Results: There were no TMC435-related treatment discontinuations, Grade 3 or 4 adverse events (AEs) or serious AEs. AEs were generally mild to moderate. Hepatic AST and ALT values improved during therapy. There were no clinically relevant changes in other laboratory parameters, ECGs, QTc, and vital signs. All three TMC435 doses in combination with PegIFN/RBV showed antiviral activity superior to PegIFN/RBV alone. During 7-day monotherapy, an antiviral dose-relationship was observed for TMC435. On triple therapy, a similar antiviral activity was noted between the 75mg and 200mg doses.
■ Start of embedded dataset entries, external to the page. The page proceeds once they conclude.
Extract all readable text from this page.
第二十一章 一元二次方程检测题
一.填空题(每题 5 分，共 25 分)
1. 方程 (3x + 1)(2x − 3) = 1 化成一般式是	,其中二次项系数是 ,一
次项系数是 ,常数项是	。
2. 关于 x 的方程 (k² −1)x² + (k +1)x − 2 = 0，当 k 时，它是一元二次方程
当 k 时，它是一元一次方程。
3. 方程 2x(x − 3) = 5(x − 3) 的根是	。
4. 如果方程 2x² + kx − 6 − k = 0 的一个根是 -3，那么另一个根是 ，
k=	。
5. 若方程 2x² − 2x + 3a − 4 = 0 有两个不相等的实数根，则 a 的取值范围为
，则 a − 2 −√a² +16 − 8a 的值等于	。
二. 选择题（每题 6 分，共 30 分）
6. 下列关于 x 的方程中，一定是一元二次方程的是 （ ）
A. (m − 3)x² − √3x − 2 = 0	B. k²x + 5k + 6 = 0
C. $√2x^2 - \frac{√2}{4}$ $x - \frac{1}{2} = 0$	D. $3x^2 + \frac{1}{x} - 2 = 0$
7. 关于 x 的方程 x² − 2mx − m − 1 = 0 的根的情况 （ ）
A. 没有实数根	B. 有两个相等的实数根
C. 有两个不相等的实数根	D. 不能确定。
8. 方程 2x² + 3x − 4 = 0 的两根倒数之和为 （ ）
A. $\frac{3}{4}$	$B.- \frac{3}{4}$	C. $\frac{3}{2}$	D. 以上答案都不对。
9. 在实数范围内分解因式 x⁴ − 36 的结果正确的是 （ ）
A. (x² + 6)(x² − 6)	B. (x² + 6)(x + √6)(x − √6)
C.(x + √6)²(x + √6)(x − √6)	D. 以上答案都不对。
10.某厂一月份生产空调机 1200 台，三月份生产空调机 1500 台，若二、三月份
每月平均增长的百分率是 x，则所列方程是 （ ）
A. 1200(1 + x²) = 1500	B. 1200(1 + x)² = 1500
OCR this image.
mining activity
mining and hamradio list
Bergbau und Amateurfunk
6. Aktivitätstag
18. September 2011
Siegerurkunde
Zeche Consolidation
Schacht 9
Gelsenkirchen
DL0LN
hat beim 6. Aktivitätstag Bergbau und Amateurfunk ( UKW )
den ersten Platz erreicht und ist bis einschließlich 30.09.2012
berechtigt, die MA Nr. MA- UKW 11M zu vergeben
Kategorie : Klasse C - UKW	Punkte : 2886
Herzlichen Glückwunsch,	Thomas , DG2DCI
In the 25, 75, 200mg 4-week triple therapy arms, 6/9, 9/9 and 10/10 patients had HCV RNA concentrations below the lower limit of quantification (< 25 IU/mL) and 3/9, 8/9 and 7/10 had undetectable HCV RNA (< 10 IU/mL) at day 28, respectively. At week 12, 6/9 patients of the 25mg and all patients of the 75mg triple arm had undetectable HCV RNA. Viral breakthroughs during TMC435 treatment were only observed in Panel A and were associated with mutations conferring reduced susceptibility to TMC435 in vitro.
 
Conclusion: TMC435 at doses of 25, 75 or 200mg QD administered for 4 weeks was well tolerated and demonstrated potent antiviral activity. The trial is ongoing for treatment-experienced patients.